Rx Bandits - Mandala
Orange County rock veterans RX Bandits released their sixth studio album, Mandala, recently. Often when a band reaches the six album total their best, most interesting work is long behind them.
What makes this new record from RX Bandits more intriguing than most is the dramatic line-up changes that have happened between their last album and this. The band has dropped their horn section, making this their first release as a standard four-piece. Of course that makes one wonder what effect it would have on their sound.
The answer at first is not positive. The opening pair of "My Lonesome Only Friend" and "It's Only Another Parsec..." see the band straddle the line between punk and rock with a sound that is eerily similar to mid-'90s Face To Face.
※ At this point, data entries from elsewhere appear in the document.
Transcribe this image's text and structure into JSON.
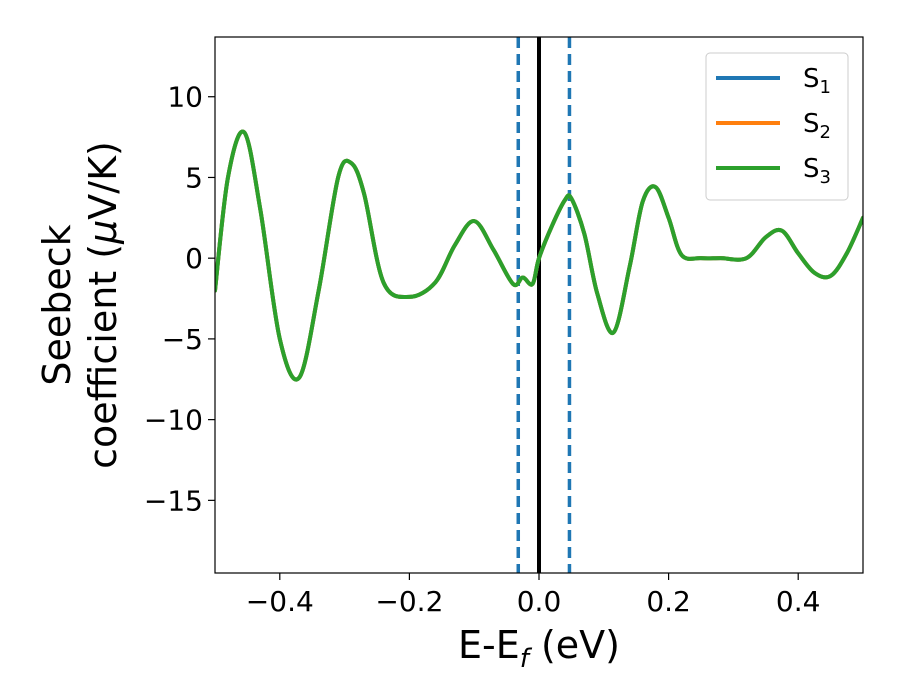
{
  "chart_data": {
    "type": "line",
    "xlabel": {
      "base": "E-E",
      "sub": "f",
      "suffix": " (eV)"
    },
    "ylabel": {
      "line1": "Seebeck",
      "line2_prefix": "coefficient  (",
      "line2_mu": "μ",
      "line2_suffix": "V/K)"
    },
    "xlim": [
      -0.5,
      0.5
    ],
    "ylim": [
      -19.5,
      13.7
    ],
    "xticks": [
      -0.4,
      -0.2,
      0.0,
      0.2,
      0.4
    ],
    "xtick_labels": [
      "−0.4",
      "−0.2",
      "0.0",
      "0.2",
      "0.4"
    ],
    "yticks": [
      10,
      5,
      0,
      -5,
      -10,
      -15
    ],
    "ytick_labels": [
      "10",
      "5",
      "0",
      "−5",
      "−10",
      "−15"
    ],
    "legend_position": "top-right",
    "vlines": [
      {
        "x": -0.032,
        "style": "dashed",
        "color": "#1f77b4"
      },
      {
        "x": 0.047,
        "style": "dashed",
        "color": "#1f77b4"
      },
      {
        "x": 0.0,
        "style": "solid",
        "color": "#000000"
      }
    ],
    "x": [
      -0.5,
      -0.48,
      -0.455,
      -0.43,
      -0.4,
      -0.37,
      -0.34,
      -0.31,
      -0.29,
      -0.27,
      -0.24,
      -0.2,
      -0.16,
      -0.13,
      -0.1,
      -0.07,
      -0.04,
      -0.025,
      -0.01,
      0.0,
      0.02,
      0.04,
      0.05,
      0.07,
      0.09,
      0.115,
      0.14,
      0.16,
      0.18,
      0.2,
      0.22,
      0.25,
      0.28,
      0.32,
      0.35,
      0.375,
      0.4,
      0.425,
      0.45,
      0.475,
      0.5
    ],
    "series": [
      {
        "name": "S",
        "sub": "1",
        "color": "#1f77b4",
        "values": [
          -2.0,
          5.0,
          7.8,
          3.0,
          -5.0,
          -7.4,
          -2.0,
          5.0,
          5.9,
          4.0,
          -1.5,
          -2.4,
          -1.5,
          0.8,
          2.3,
          0.5,
          -1.6,
          -1.2,
          -1.6,
          0.0,
          2.0,
          3.6,
          3.7,
          1.5,
          -2.2,
          -4.6,
          -0.5,
          3.5,
          4.4,
          2.5,
          0.2,
          0.0,
          0.0,
          0.0,
          1.3,
          1.7,
          0.3,
          -0.9,
          -1.1,
          0.3,
          2.5
        ]
      },
      {
        "name": "S",
        "sub": "2",
        "color": "#ff7f0e",
        "values": [
          -2.0,
          5.0,
          7.8,
          3.0,
          -5.0,
          -7.4,
          -2.0,
          5.0,
          5.9,
          4.0,
          -1.5,
          -2.4,
          -1.5,
          0.8,
          2.3,
          0.5,
          -1.6,
          -1.2,
          -1.6,
          0.0,
          2.0,
          3.6,
          3.7,
          1.5,
          -2.2,
          -4.6,
          -0.5,
          3.5,
          4.4,
          2.5,
          0.2,
          0.0,
          0.0,
          0.0,
          1.3,
          1.7,
          0.3,
          -0.9,
          -1.1,
          0.3,
          2.5
        ]
      },
      {
        "name": "S",
        "sub": "3",
        "color": "#2ca02c",
        "values": [
          -2.0,
          5.0,
          7.8,
          3.0,
          -5.0,
          -7.4,
          -2.0,
          5.0,
          5.9,
          4.0,
          -1.5,
          -2.4,
          -1.5,
          0.8,
          2.3,
          0.5,
          -1.6,
          -1.2,
          -1.6,
          0.0,
          2.0,
          3.6,
          3.7,
          1.5,
          -2.2,
          -4.6,
          -0.5,
          3.5,
          4.4,
          2.5,
          0.2,
          0.0,
          0.0,
          0.0,
          1.3,
          1.7,
          0.3,
          -0.9,
          -1.1,
          0.3,
          2.5
        ]
      }
    ]
  }
}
It seems like that's all the band needed to get that out of their system. After the opening pair of tracks the band settles into a mature, sophisticated sonic exploration. Standing in place of the horn section are the guitar and bass. Songs like "Mientras La Veo Senar", "March Of The Caterpiller" and "Burn It Down Low" feature funky noodling which ably stand in for the groove previously created by the horns.
Not all of the musical wanders work out. "Hope Is A Butterfly" is a schizophrenic speed up/slow down opus which looses the listener fairly quickly. While "Breakfast Cat"'s sweeping scope works, the album closer "Bring Our Children Home Or Everything Is Nothing" becomes self-indulgent by the end.
Everything on Mandala seems incredibly well thought out. The musicianship is impeccable. However that may be the album's greatest flaw; in all the efforts to break ground the songs seem to lack a spontaneity that would vanquish the sense of order that presides over much of the music.